Real estate giant REA Group made it through the recent Amazon Web Services Sydney availability zone outage relatively unscathed thanks to a multi-region and multi-availability zone cloud architecture.
Earlier this month one of AWS' Sydney availability zones went under after bad weather triggered a failure in the company's uninterruptible power supply (UPS) setup.
The outage sent some of Australia's biggest web properties scrambling when EC2 and EBS instances in the AZ became unreachable and other services including Elastic Search, APIs and internal DNS experienced flow-on problems.
REA Group, a heavy user of AWS services, was one of those affected, but managed to get away with only a broken ad server, one offline web app, a wobbly Android application and slightly slower response times for some services.
" ... while we weren’t totally unaffected, it was overall a satisfying outcome," senior technical lead Jeremy Burton said.
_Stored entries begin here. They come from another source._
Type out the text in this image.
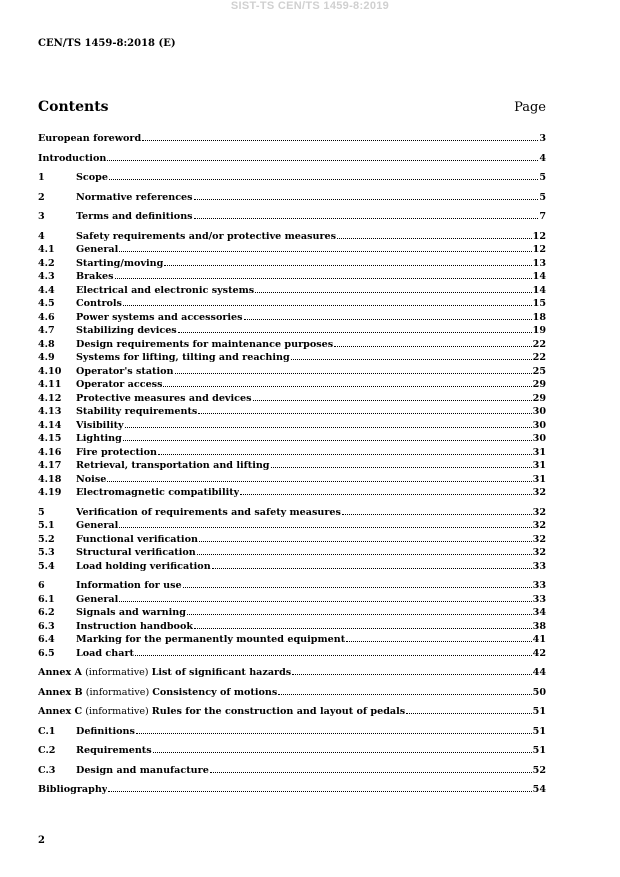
SIST-TS CEN/TS 1459-8:2019
CEN/TS 1459-8:2018 (E)
Contents	Page
European foreword	3
Introduction	4
1	Scope	5
2	Normative references	5
3	Terms and definitions	7
4	Safety requirements and/or protective measures	12
4.1	General	12
4.2	Starting/moving	13
4.3	Brakes	14
4.4	Electrical and electronic systems	14
4.5	Controls	15
4.6	Power systems and accessories	18
4.7	Stabilizing devices	19
4.8	Design requirements for maintenance purposes	22
4.9	Systems for lifting, tilting and reaching	22
4.10	Operator's station	25
4.11	Operator access	29
4.12	Protective measures and devices	29
4.13	Stability requirements	30
4.14	Visibility	30
4.15	Lighting	30
4.16	Fire protection	31
4.17	Retrieval, transportation and lifting	31
4.18	Noise	31
4.19	Electromagnetic compatibility	32
5	Verification of requirements and safety measures	32
5.1	General	32
5.2	Functional verification	32
5.3	Structural verification	32
5.4	Load holding verification	33
6	Information for use	33
6.1	General	33
6.2	Signals and warning	34
6.3	Instruction handbook	38
6.4	Marking for the permanently mounted equipment	41
6.5	Load chart	42
Annex A (informative) List of significant hazards	44
Annex B (informative) Consistency of motions	50
Annex C (informative) Rules for the construction and layout of pedals	51
C.1	Definitions	51
C.2	Requirements	51
C.3	Design and manufacture	52
Bibliography	54
2
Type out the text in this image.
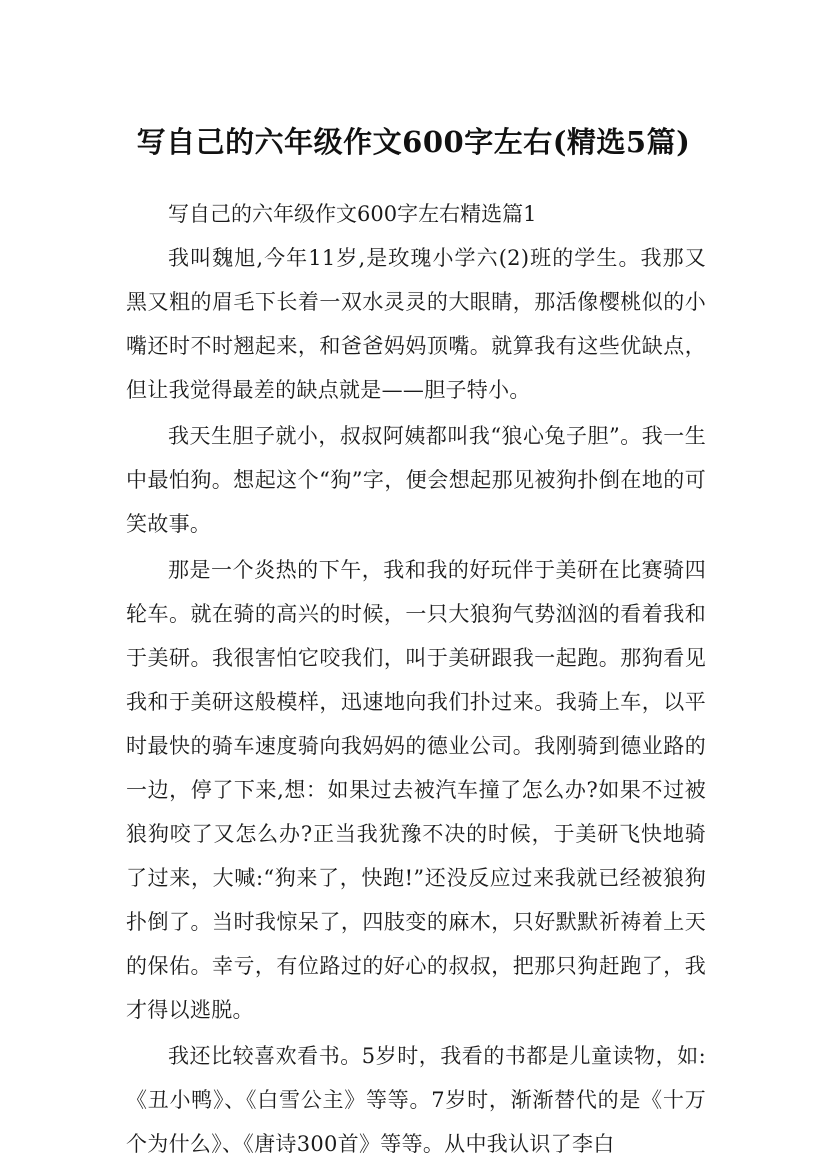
写自己的六年级作文600字左右(精选5篇)

写自己的六年级作文600字左右精选篇1

我叫魏旭,今年11岁,是玫瑰小学六(2)班的学生。我那又黑又粗的眉毛下长着一双水灵灵的大眼睛，那活像樱桃似的小嘴还时不时翘起来，和爸爸妈妈顶嘴。就算我有这些优缺点，但让我觉得最差的缺点就是——胆子特小。

我天生胆子就小，叔叔阿姨都叫我“狼心兔子胆”。我一生中最怕狗。想起这个“狗”字，便会想起那见被狗扑倒在地的可笑故事。

那是一个炎热的下午，我和我的好玩伴于美研在比赛骑四轮车。就在骑的高兴的时候，一只大狼狗气势汹汹的看着我和于美研。我很害怕它咬我们，叫于美研跟我一起跑。那狗看见我和于美研这般模样，迅速地向我们扑过来。我骑上车，以平时最快的骑车速度骑向我妈妈的德业公司。我刚骑到德业路的一边，停了下来,想：如果过去被汽车撞了怎么办?如果不过被狼狗咬了又怎么办?正当我犹豫不决的时候，于美研飞快地骑了过来，大喊:“狗来了，快跑!”还没反应过来我就已经被狼狗扑倒了。当时我惊呆了，四肢变的麻木，只好默默祈祷着上天的保佑。幸亏，有位路过的好心的叔叔，把那只狗赶跑了，我才得以逃脱。

我还比较喜欢看书。5岁时，我看的书都是儿童读物，如:《丑小鸭》、《白雪公主》等等。7岁时，渐渐替代的是《十万个为什么》、《唐诗300首》等等。从中我认识了李白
Being prepared .. and lucky
While the outage has prompted many to reconsider their cloud architecture, REA Group says designing for failure - coupled with "a bit of luck" - helped it weather the storm.
REA's production systems are deployed in a multi-availability zone setup by default. Its most critical systems - as well as those like Redshift that don't offer multi-AZ options - have been architected to run across multiple regions, specifically in Frankfurt and Sydney.
The IT team operates independent copies of the systems that interact with REA's master data store in each region for eventual consistency, Burton said.
"The only thing that will be common is the source of the data," he wrote.
"In this way, if one region has problems, the other is totally unaffected."
API clients can talk cross region if local copies aren't available, Burton said, using a combination of AWS Route53 latency routing and Route53 health checks.
This approach kicked in during the recent Sydney AZ outage - "one of our services automatically flipped over to our European region when some of its instances had problems," Burton said.
Additionally, continuing to host some of its core systems within its inhouse data centre and deploying straight to S3 for static assets helped REA avoid severe downtime.
"S3 by its nature is more durable than an EC2 instance, and more likely to survive an AZ failure," Burton said.
"It’s multi-AZ by default, and while the events of the weekend have shown that just being mutli-AZ isn’t necessarily enough to be resilient to an AZ failure, the S3 service held up well."
Deep pockets required
However, be prepared to see your infrastructure costs double when adopting a multi-region approach, Burton warned.
"It takes well-architected systems to function under eventual consistency, and to be decoupled in a way that allows redundancy in appropriate parts of the infrastructure," he said.
"Making your infrastructure immutable comes at some automation cost.
"And in some cases, it’s just not worth it. Either the SLAs don’t indicate a need for multi region, or the system isn’t critical enough to justify the engineering or infrastructure expense."